Former Boyle County star Emmie Harris has learned how to adjust to various changes at Utah State

Emmie Harris (Utah State Athletics)


Emmie Harris admits she’s a little uncertain about what to do with herself.

The former Boyle County basketball, soccer and track standout has been back home for almost a month now after finishing her junior season on the Utah State basketball team after the school was closed by coronavirus.

“I think that if I don’t have to go back to school this will be the first time I have home this long since my senior year of high school,” Harris said. “They are going to re-evaluate soon to see what we might be able to do practice-wise but I am home until at least April 15 and probably longer.”

She’s had to adjust to all online classes and maintaining the high grade-point average she needs for medical school after graduation.

“I am glad I am at home dealing with these online classes but it sucks now being with my team. We have got a new coach and I have not got to meet her. That is not really good but we all have to do what is best to stay healthy,” Harris said.

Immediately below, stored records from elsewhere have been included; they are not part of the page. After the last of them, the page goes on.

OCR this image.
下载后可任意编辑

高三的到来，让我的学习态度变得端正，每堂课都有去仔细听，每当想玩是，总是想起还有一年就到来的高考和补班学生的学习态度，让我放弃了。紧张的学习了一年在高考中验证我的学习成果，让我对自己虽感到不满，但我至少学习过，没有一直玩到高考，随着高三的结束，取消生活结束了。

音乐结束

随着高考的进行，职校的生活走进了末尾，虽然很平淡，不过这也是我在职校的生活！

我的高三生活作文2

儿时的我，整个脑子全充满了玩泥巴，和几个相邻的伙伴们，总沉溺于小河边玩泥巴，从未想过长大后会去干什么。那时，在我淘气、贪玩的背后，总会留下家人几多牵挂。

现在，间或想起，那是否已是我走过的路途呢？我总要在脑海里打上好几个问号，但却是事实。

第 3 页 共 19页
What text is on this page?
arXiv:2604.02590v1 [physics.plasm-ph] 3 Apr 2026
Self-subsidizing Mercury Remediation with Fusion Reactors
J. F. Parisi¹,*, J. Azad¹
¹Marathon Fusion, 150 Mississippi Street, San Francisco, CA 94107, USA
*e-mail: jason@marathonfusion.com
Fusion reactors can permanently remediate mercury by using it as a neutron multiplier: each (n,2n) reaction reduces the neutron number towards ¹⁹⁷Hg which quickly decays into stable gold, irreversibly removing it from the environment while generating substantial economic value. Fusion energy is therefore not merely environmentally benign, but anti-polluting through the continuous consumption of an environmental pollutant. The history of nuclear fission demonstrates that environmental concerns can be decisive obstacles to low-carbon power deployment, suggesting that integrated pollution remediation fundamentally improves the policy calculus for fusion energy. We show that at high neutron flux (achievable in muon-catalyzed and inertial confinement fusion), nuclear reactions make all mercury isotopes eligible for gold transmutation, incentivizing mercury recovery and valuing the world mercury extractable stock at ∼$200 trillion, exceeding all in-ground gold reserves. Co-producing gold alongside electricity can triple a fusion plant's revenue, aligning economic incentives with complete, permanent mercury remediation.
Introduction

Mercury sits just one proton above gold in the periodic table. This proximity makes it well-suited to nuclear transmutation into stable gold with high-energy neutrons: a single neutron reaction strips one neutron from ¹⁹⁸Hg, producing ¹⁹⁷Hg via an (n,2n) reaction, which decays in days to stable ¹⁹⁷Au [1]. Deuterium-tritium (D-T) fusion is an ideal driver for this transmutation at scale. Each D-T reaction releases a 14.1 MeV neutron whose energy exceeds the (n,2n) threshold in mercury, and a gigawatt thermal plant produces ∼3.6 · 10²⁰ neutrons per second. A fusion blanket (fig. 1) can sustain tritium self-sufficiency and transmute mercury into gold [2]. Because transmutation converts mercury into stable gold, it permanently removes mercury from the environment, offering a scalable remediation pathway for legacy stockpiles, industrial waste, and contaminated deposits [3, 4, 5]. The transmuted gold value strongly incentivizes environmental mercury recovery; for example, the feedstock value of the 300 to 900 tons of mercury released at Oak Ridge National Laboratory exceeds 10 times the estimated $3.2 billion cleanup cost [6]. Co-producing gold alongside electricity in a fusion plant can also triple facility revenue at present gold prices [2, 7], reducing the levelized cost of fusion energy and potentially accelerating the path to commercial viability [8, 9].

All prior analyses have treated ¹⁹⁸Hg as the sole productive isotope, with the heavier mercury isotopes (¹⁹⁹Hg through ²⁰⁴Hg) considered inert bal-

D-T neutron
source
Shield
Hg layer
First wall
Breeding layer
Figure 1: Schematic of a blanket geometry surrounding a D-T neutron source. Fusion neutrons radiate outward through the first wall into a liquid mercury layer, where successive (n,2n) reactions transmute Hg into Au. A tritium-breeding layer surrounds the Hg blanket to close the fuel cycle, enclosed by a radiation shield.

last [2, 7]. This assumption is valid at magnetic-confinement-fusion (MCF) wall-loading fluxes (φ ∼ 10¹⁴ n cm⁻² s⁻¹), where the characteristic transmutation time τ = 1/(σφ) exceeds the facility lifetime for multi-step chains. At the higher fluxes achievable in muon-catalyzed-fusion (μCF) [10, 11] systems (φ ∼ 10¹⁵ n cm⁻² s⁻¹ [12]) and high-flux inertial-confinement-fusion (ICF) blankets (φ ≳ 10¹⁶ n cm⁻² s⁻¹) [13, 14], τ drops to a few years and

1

Harris started 22 of 31 games last season and averaged 21.5 minutes, 3.8 points, 2.1 rebounds, 1.7 assists and 1.1 steals per game. Kayla Ard was named the new coach Monday after spending the last three seasons at the University of Denver where she was the associate head coach, recruiting coordinator and offensive coordinator.

Ard plans to play a more up tempo game than Harris played in high school or her first three years in college. Harris says she’s “grateful” she has found a gym here to work out most days and is finding ways to compensate for not having a weight room available.

“I would go nuts if I was not in the gym,” she said. “I can’t sit around and do nothing. I have a lot to work on. At the beginning of last season I kind of struggled from what I hoped I could do. I had to adjust throughout the year and become more of a facilitator. By the end of the season I was able to reach where I wanted to be. I wish I could have done it sooner but it’s all part of God’s plan. I just hope to carry all this over to my senior season and do what I am capable of doing and what they need me to do.”

The assistant coach who recruited her left after one season for Florida State. Her head coach the first two seasons had to take a medical leave and Utah State had an interim coach. Now she’ll have another head coach once she gets back to campus.

“I can’t worry about what I can’t control. I have to stay focused on what I can do for my team,” Harris said.

She’s staying in touch with teammates through group messaging and has “connected” with some friends here. She’s also spending a lot more time with family than she’s been able to the last three years.

“At first I thought all this might be over exaggerated. Then I realized it was about our safety and I would rather be safe than sorry because we still don’t know how extreme this is all going to be,” she said of the virus. “Don’t let the uncontrollable control you. I am just doing what everyone says to do and taking things day by day.”

Online classes and exams are a bit different than being a school where there is someone to monitor testing.

Her computer has a camera on the front that can detect eye moment to where “if you look away from the screen they may think you are cheating” because someone is watching.

“Before the test you have to scan your ID so they know it is you and then scan around the room so they know no one else is in there with you,” Harris said. “It’s kind of weird but you just have to get used to it and go on.”